Pelosi says she’ll send articles of impeachment to Senate ‘soon’
Speaker Nancy Pelosi (D-Calif.) on Thursday said she would likely send articles of impeachment to the Senate soon despite winning no concessions from Republicans on allowing witnesses to testify during a trial on the House’s charges against President Trump.
Though she refused to budge on her previous demands, Pelosi signaled that the next phase of impeachment may be imminent.
“I’m not holding them indefinitely,” Pelosi said during a press briefing in the Capitol, referring to the two articles passed by the House in December over Trump’s dealings with Ukraine. “I’ll send them over when I’m ready, and that will probably be soon.”

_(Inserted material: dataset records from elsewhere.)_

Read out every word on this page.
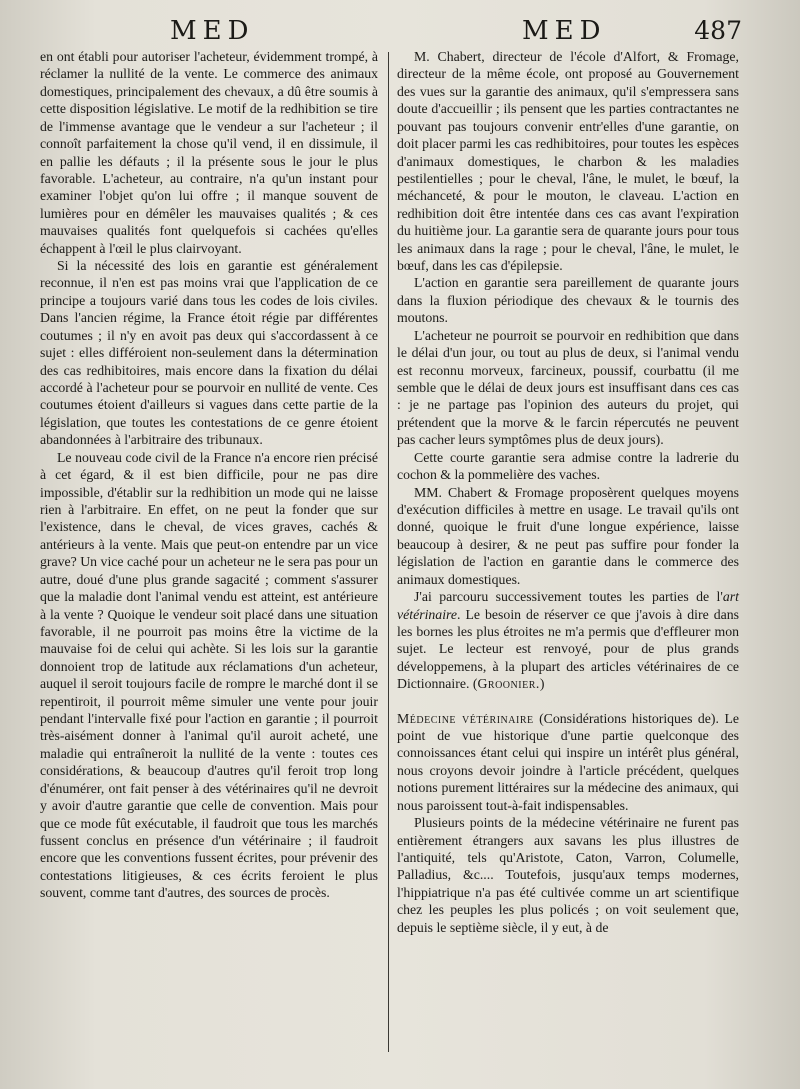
MED	MED	487

en ont établi pour autoriser l'acheteur, évidemment trompé, à réclamer la nullité de la vente. Le commerce des animaux domestiques, principalement des chevaux, a dû être soumis à cette disposition législative. Le motif de la redhibition se tire de l'immense avantage que le vendeur a sur l'acheteur ; il connoît parfaitement la chose qu'il vend, il en dissimule, il en pallie les défauts ; il la présente sous le jour le plus favorable. L'acheteur, au contraire, n'a qu'un instant pour examiner l'objet qu'on lui offre ; il manque souvent de lumières pour en démêler les mauvaises qualités ; & ces mauvaises qualités font quelquefois si cachées qu'elles échappent à l'œil le plus clairvoyant.

Si la nécessité des lois en garantie est généralement reconnue, il n'en est pas moins vrai que l'application de ce principe a toujours varié dans tous les codes de lois civiles. Dans l'ancien régime, la France étoit régie par différentes coutumes ; il n'y en avoit pas deux qui s'accordassent à ce sujet : elles différoient non-seulement dans la détermination des cas redhibitoires, mais encore dans la fixation du délai accordé à l'acheteur pour se pourvoir en nullité de vente. Ces coutumes étoient d'ailleurs si vagues dans cette partie de la législation, que toutes les contestations de ce genre étoient abandonnées à l'arbitraire des tribunaux.

Le nouveau code civil de la France n'a encore rien précisé à cet égard, & il est bien difficile, pour ne pas dire impossible, d'établir sur la redhibition un mode qui ne laisse rien à l'arbitraire. En effet, on ne peut la fonder que sur l'existence, dans le cheval, de vices graves, cachés & antérieurs à la vente. Mais que peut-on entendre par un vice grave? Un vice caché pour un acheteur ne le sera pas pour un autre, doué d'une plus grande sagacité ; comment s'assurer que la maladie dont l'animal vendu est atteint, est antérieure à la vente ? Quoique le vendeur soit placé dans une situation favorable, il ne pourroit pas moins être la victime de la mauvaise foi de celui qui achète. Si les lois sur la garantie donnoient trop de latitude aux réclamations d'un acheteur, auquel il seroit toujours facile de rompre le marché dont il se repentiroit, il pourroit même simuler une vente pour jouir pendant l'intervalle fixé pour l'action en garantie ; il pourroit très-aisément donner à l'animal qu'il auroit acheté, une maladie qui entraîneroit la nullité de la vente : toutes ces considérations, & beaucoup d'autres qu'il feroit trop long d'énumérer, ont fait penser à des vétérinaires qu'il ne devroit y avoir d'autre garantie que celle de convention. Mais pour que ce mode fût exécutable, il faudroit que tous les marchés fussent conclus en présence d'un vétérinaire ; il faudroit encore que les conventions fussent écrites, pour prévenir des contestations litigieuses, & ces écrits feroient le plus souvent, comme tant d'autres, des sources de procès.

M. Chabert, directeur de l'école d'Alfort, & Fromage, directeur de la même école, ont proposé au Gouvernement des vues sur la garantie des animaux, qu'il s'empressera sans doute d'accueillir ; ils pensent que les parties contractantes ne pouvant pas toujours convenir entr'elles d'une garantie, on doit placer parmi les cas redhibitoires, pour toutes les espèces d'animaux domestiques, le charbon & les maladies pestilentielles ; pour le cheval, l'âne, le mulet, le bœuf, la méchanceté, & pour le mouton, le claveau. L'action en redhibition doit être intentée dans ces cas avant l'expiration du huitième jour. La garantie sera de quarante jours pour tous les animaux dans la rage ; pour le cheval, l'âne, le mulet, le bœuf, dans les cas d'épilepsie.

L'action en garantie sera pareillement de quarante jours dans la fluxion périodique des chevaux & le tournis des moutons.

L'acheteur ne pourroit se pourvoir en redhibition que dans le délai d'un jour, ou tout au plus de deux, si l'animal vendu est reconnu morveux, farcineux, poussif, courbattu (il me semble que le délai de deux jours est insuffisant dans ces cas : je ne partage pas l'opinion des auteurs du projet, qui prétendent que la morve & le farcin répercutés ne peuvent pas cacher leurs symptômes plus de deux jours).

Cette courte garantie sera admise contre la ladrerie du cochon & la pommelière des vaches.

MM. Chabert & Fromage proposèrent quelques moyens d'exécution difficiles à mettre en usage. Le travail qu'ils ont donné, quoique le fruit d'une longue expérience, laisse beaucoup à desirer, & ne peut pas suffire pour fonder la législation de l'action en garantie dans le commerce des animaux domestiques.

J'ai parcouru successivement toutes les parties de l'art vétérinaire. Le besoin de réserver ce que j'avois à dire dans les bornes les plus étroites ne m'a permis que d'effleurer mon sujet. Le lecteur est renvoyé, pour de plus grands développemens, à la plupart des articles vétérinaires de ce Dictionnaire. (Groonier.)

Médecine vétérinaire (Considérations historiques de). Le point de vue historique d'une partie quelconque des connoissances étant celui qui inspire un intérêt plus général, nous croyons devoir joindre à l'article précédent, quelques notions purement littéraires sur la médecine des animaux, qui nous paroissent tout-à-fait indispensables.

Plusieurs points de la médecine vétérinaire ne furent pas entièrement étrangers aux savans les plus illustres de l'antiquité, tels qu'Aristote, Caton, Varron, Columelle, Palladius, &c.... Toutefois, jusqu'aux temps modernes, l'hippiatrique n'a pas été cultivée comme un art scientifique chez les peuples les plus policés ; on voit seulement que, depuis le septième siècle, il y eut, à de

Pelosi reiterated her position that she wants more details on the parameters of an impeachment trial from Senate Majority Leader Mitch McConnell (R-Ky.) before sending over the articles.
“We need to see the arena in which we are sending our managers. Is that too much to ask?” Pelosi said.
She later clarified, “It doesn’t mean we have to agree to the rules, or we have to like the rules. We just want to know what they are.”
A trial in the Senate cannot begin until Pelosi sends the articles of impeachment — passed by the House on Dec. 18 charging Trump with abuse of power and obstruction of Congress — across the Capitol. In a surprise move last month, she declined to name impeachment managers or send the articles to the Senate following House passage.
Earlier Thursday, McConnell said that the Senate would move to other legislative activities next week if Pelosi doesn’t send over the articles soon.
“If the Speaker continues to refuse to take her own accusations to trial, the Senate will move forward next week with the business of our people,” McConnell said from the Senate floor. “We will operate on the assumption that House Democrats are too embarrassed to ever move forward.”
Pelosi dismissed those barbs, and all but asked McConnell to take up separate legislation amid the impasse over impeachment. She singled out a bipartisan trade deal with Canada and Mexico, passed by the House last month, as legislation the Senate could take up in the meantime.
“He said, ‘If you don’t send them over, I’m going to pass the Mexico-U.S.-Canada trade agreement,’” she said. “OK!”
Behind McConnell, Senate Republicans have said they’re simply proceeding according to the rules set under the impeachment of President Clinton in the late 1990s.
Pelosi and Democrats have rejected that argument, noting that investigators in Clinton’s case had access to all the witnesses they wanted to hear from, three of whom subsequently testified before the Senate. They’re also pointing out that, 20 years ago, party leaders in the Senate had united to craft the rules governing the process, which passed 100 to 0 on the floor. The rules surrounding Trump’s trial, by contrast, appear destined to pass with no Democratic support.
“It’s exactly not like Clinton, in that he won’t do a bipartisan agreement on how to proceed,” Pelosi said. “That’s very important.”
Pelosi denied that Democrats don’t want to make their case in a Senate trial.
“We are ready. We are proud of our defense of the Constitution of the United States. We are concerned that the senators will not be able to live up to the oath that they must take to have an impartial trial,” Pelosi said.
“So much for that,” Pelosi added.
McConnell has remained adamant that any decisions about witnesses would come later in a Senate trial instead of at the outset. So far he has declined to meet Pelosi’s demand that he publish the resolution outlining the rules for an impeachment trial.
Earlier this week, McConnell said that he had the votes in his GOP conference to start an impeachment trial without needing any support from Democrats.
“A majority of this body has said definitively that we are not ceding our constitutional authority to the partisan designs of the Speaker. We will not let the House extend its precedent-breaking spree over here to our chamber,” McConnell said Thursday.
Pelosi’s insistence comes as some Democrats are starting to get antsy.
Several Senate Democrats have said that it’s time for Pelosi to send over the articles of impeachment, including vulnerable Sens. Joe Manchin (W.Va.) and Jon Tester (Mont.), as well as the Speaker’s home-state senator, Dianne Feinstein (Calif.).
And on Thursday morning, a top House committee chairman said on CNN’s “New Day” that he believed it is “time to send the impeachment articles to the Senate.”
But Rep. Adam Smith (D-Wash.), who chairs the House Armed Services Committee, ultimately backtracked just under three hours later and said he “misspoke.”
“I do believe we should do everything we can to force the Senate to have a fair trial. If the Speaker believes that holding on to the articles for a longer time will help force a fair trial in the Senate, then I wholeheartedly support that decision,” Smith tweeted.